O ministro André Mendonça, do STF (Supremo Tribunal Federal), passou a adotar medidas adicionais de segurança desde que assumiu a relatoria dos casos do Banco Master e dos desvios do INSS (Instituto Nacional do Seguro Social).
Ele tem usado colete à prova de balas e carro blindado. A proteção também foi reforçada para integrantes de sua família.

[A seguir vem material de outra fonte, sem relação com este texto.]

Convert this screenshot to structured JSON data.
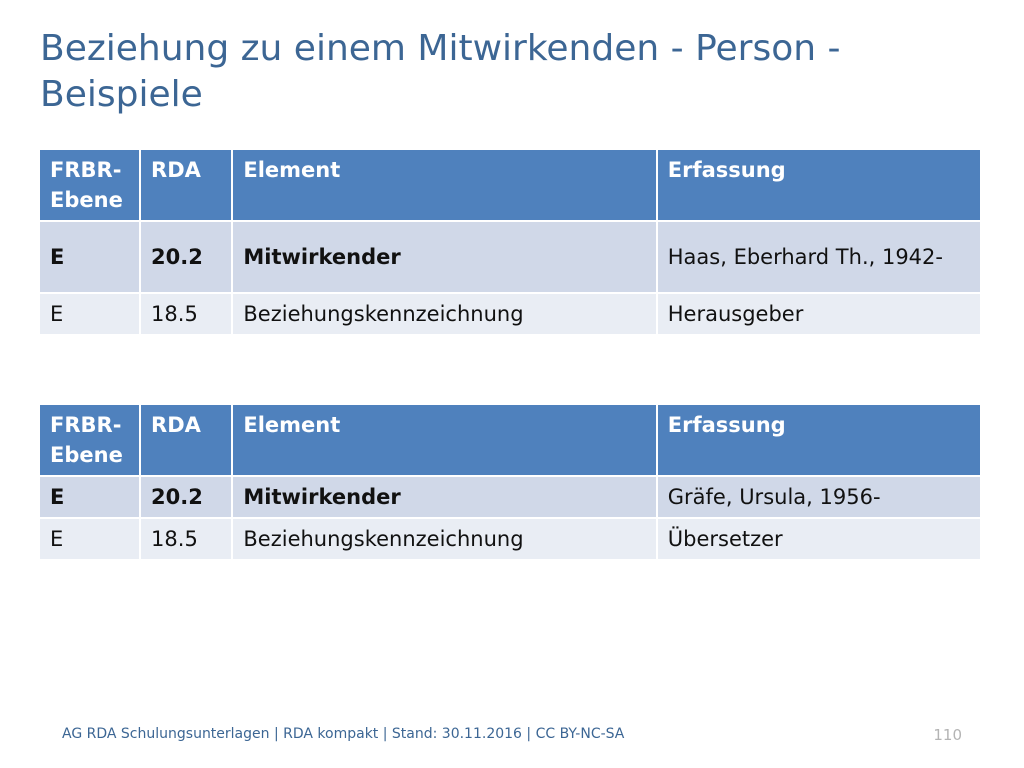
{
  "slide": {
    "title": "Beziehung zu einem Mitwirkenden - Person - Beispiele"
  },
  "tables": [
    {
      "headers": [
        "FRBR-Ebene",
        "RDA",
        "Element",
        "Erfassung"
      ],
      "rows": [
        [
          "E",
          "20.2",
          "Mitwirkender",
          "Haas, Eberhard Th., 1942-"
        ],
        [
          "E",
          "18.5",
          "Beziehungskennzeichnung",
          "Herausgeber"
        ]
      ]
    },
    {
      "headers": [
        "FRBR-Ebene",
        "RDA",
        "Element",
        "Erfassung"
      ],
      "rows": [
        [
          "E",
          "20.2",
          "Mitwirkender",
          "Gräfe, Ursula, 1956-"
        ],
        [
          "E",
          "18.5",
          "Beziehungskennzeichnung",
          "Übersetzer"
        ]
      ]
    }
  ],
  "footer": {
    "text": "AG RDA Schulungsunterlagen | RDA kompakt | Stand: 30.11.2016 | CC BY-NC-SA",
    "page_number": "110"
  }
}
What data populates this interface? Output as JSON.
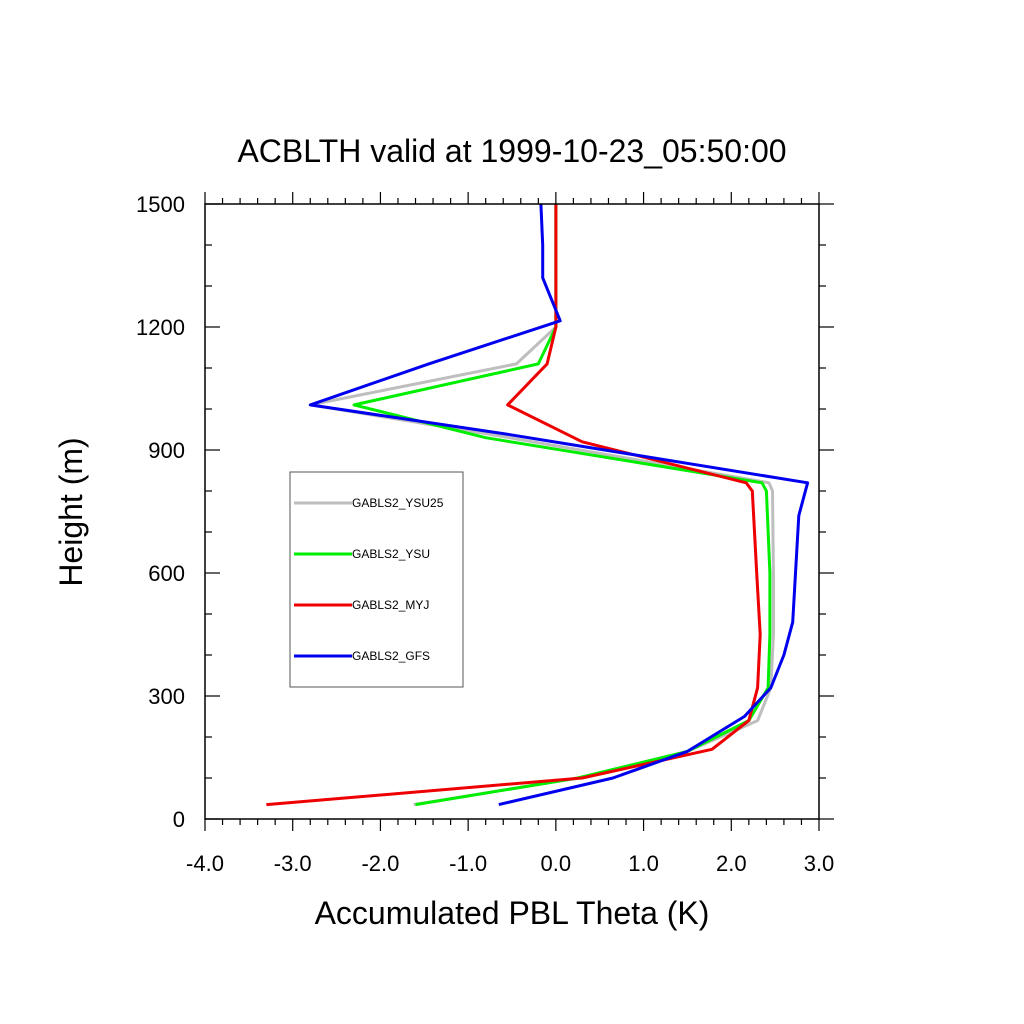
{
  "chart_data": {
    "type": "line",
    "title": "ACBLTH valid at 1999-10-23_05:50:00",
    "xlabel": "Accumulated PBL Theta (K)",
    "ylabel": "Height (m)",
    "xlim": [
      -4.0,
      3.0
    ],
    "ylim": [
      0,
      1500
    ],
    "xticks": [
      "-4.0",
      "-3.0",
      "-2.0",
      "-1.0",
      "0.0",
      "1.0",
      "2.0",
      "3.0"
    ],
    "yticks": [
      "0",
      "300",
      "600",
      "900",
      "1200",
      "1500"
    ],
    "grid": false,
    "legend_position": "left-center",
    "series": [
      {
        "name": "GABLS2_YSU25",
        "color": "#bebebe",
        "x": [
          -1.62,
          0.25,
          1.5,
          2.3,
          2.45,
          2.48,
          2.48,
          2.47,
          2.43,
          -0.8,
          -2.8,
          -0.45,
          0.0,
          0.0,
          0.0
        ],
        "y": [
          35,
          100,
          165,
          240,
          320,
          450,
          600,
          800,
          820,
          940,
          1010,
          1110,
          1200,
          1300,
          1500
        ]
      },
      {
        "name": "GABLS2_YSU",
        "color": "#00ee00",
        "x": [
          -1.6,
          0.25,
          1.5,
          2.2,
          2.42,
          2.44,
          2.44,
          2.4,
          2.35,
          -0.8,
          -2.3,
          -0.2,
          0.0,
          0.0,
          0.0
        ],
        "y": [
          35,
          100,
          165,
          240,
          320,
          450,
          600,
          800,
          820,
          930,
          1010,
          1110,
          1200,
          1300,
          1500
        ]
      },
      {
        "name": "GABLS2_MYJ",
        "color": "#ee0000",
        "x": [
          -3.3,
          0.3,
          1.78,
          2.2,
          2.3,
          2.33,
          2.29,
          2.24,
          2.17,
          0.3,
          -0.55,
          -0.1,
          0.0,
          0.0,
          0.0
        ],
        "y": [
          35,
          100,
          170,
          240,
          320,
          450,
          600,
          800,
          820,
          920,
          1010,
          1110,
          1200,
          1300,
          1500
        ]
      },
      {
        "name": "GABLS2_GFS",
        "color": "#0000ee",
        "x": [
          -0.65,
          0.65,
          1.5,
          2.15,
          2.45,
          2.6,
          2.7,
          2.77,
          2.87,
          -0.6,
          -2.8,
          -1.45,
          0.05,
          -0.15,
          -0.15,
          -0.17
        ],
        "y": [
          35,
          100,
          165,
          250,
          320,
          400,
          480,
          740,
          820,
          940,
          1010,
          1110,
          1215,
          1320,
          1400,
          1500
        ]
      }
    ]
  }
}
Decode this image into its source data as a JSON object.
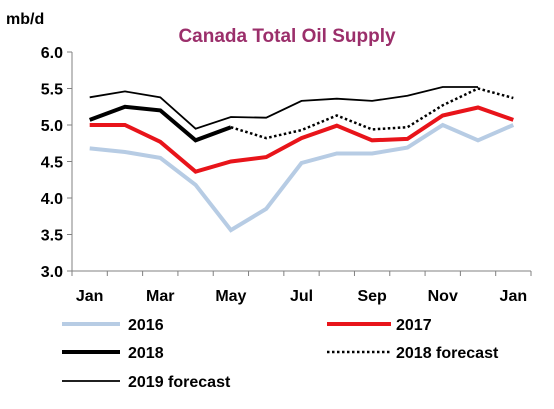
{
  "chart_data": {
    "type": "line",
    "title": "Canada Total Oil Supply",
    "ylabel": "mb/d",
    "xlabel": "",
    "ylim": [
      3.0,
      6.0
    ],
    "yticks": [
      "3.0",
      "3.5",
      "4.0",
      "4.5",
      "5.0",
      "5.5",
      "6.0"
    ],
    "x": [
      "Jan",
      "Feb",
      "Mar",
      "Apr",
      "May",
      "Jun",
      "Jul",
      "Aug",
      "Sep",
      "Oct",
      "Nov",
      "Dec",
      "Jan"
    ],
    "xtick_labels": [
      "Jan",
      "",
      "Mar",
      "",
      "May",
      "",
      "Jul",
      "",
      "Sep",
      "",
      "Nov",
      "",
      "Jan"
    ],
    "grid": "none",
    "legend_position": "bottom",
    "series": [
      {
        "name": "2016",
        "color": "#b7cce4",
        "style": "thick",
        "values": [
          4.68,
          4.63,
          4.55,
          4.18,
          3.56,
          3.85,
          4.48,
          4.61,
          4.61,
          4.69,
          5.0,
          4.79,
          5.0
        ]
      },
      {
        "name": "2017",
        "color": "#e8141a",
        "style": "thick",
        "values": [
          5.0,
          5.0,
          4.77,
          4.36,
          4.5,
          4.56,
          4.82,
          4.99,
          4.79,
          4.81,
          5.13,
          5.24,
          5.07
        ]
      },
      {
        "name": "2018",
        "color": "#000000",
        "style": "thick",
        "values": [
          5.07,
          5.25,
          5.2,
          4.79,
          4.97,
          null,
          null,
          null,
          null,
          null,
          null,
          null,
          null
        ]
      },
      {
        "name": "2018 forecast",
        "color": "#000000",
        "style": "dotted",
        "values": [
          null,
          null,
          null,
          null,
          4.97,
          4.82,
          4.93,
          5.13,
          4.94,
          4.97,
          5.27,
          5.5,
          5.37
        ]
      },
      {
        "name": "2019 forecast",
        "color": "#000000",
        "style": "thin",
        "values": [
          5.38,
          5.46,
          5.38,
          4.95,
          5.11,
          5.1,
          5.33,
          5.36,
          5.33,
          5.4,
          5.52,
          5.52,
          null
        ]
      }
    ]
  }
}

O entorno do ministro afirma que pesou na decisão o temor de que Mendonça pudesse ser alvo de um atentado, além da gravidade das informações identificadas no curso das investigações. Foi esse mesmo receio que o levou a retirar o sigilo de um relatório que acabou ampliando a crise interna no STF.
O que mudou na rotina do ministro
No entorno de Mendonça, o receio de uma eventual "queima de arquivo" passou a fazer parte das preocupações de segurança. Por razões óbvias, a equipe dele não fornece detalhes sobre o esquema adotado. A coluna, no entanto, confirmou que a proteção do magistrado foi reforçada.
A decisão de tornar público o conteúdo do relatório teve impacto imediato dentro e fora do Supremo. O documento expôs informações consideradas sensíveis e colocou sob escrutínio relações e episódios que já vinham provocando desconforto entre integrantes da Corte e aumentando a pressão política sobre o tribunal.
Por que o momento é delicado para o STF
O episódio ocorre em um momento particularmente delicado para a Corte, que enfrenta uma combinação de desgaste político, questionamentos sobre decisões de seus ministros e pressão crescente do Congresso por mudanças na estrutura e no funcionamento do Judiciário. Nesse ambiente, qualquer informação envolvendo um integrante do Supremo ganha dimensão que ultrapassa o âmbito jurídico.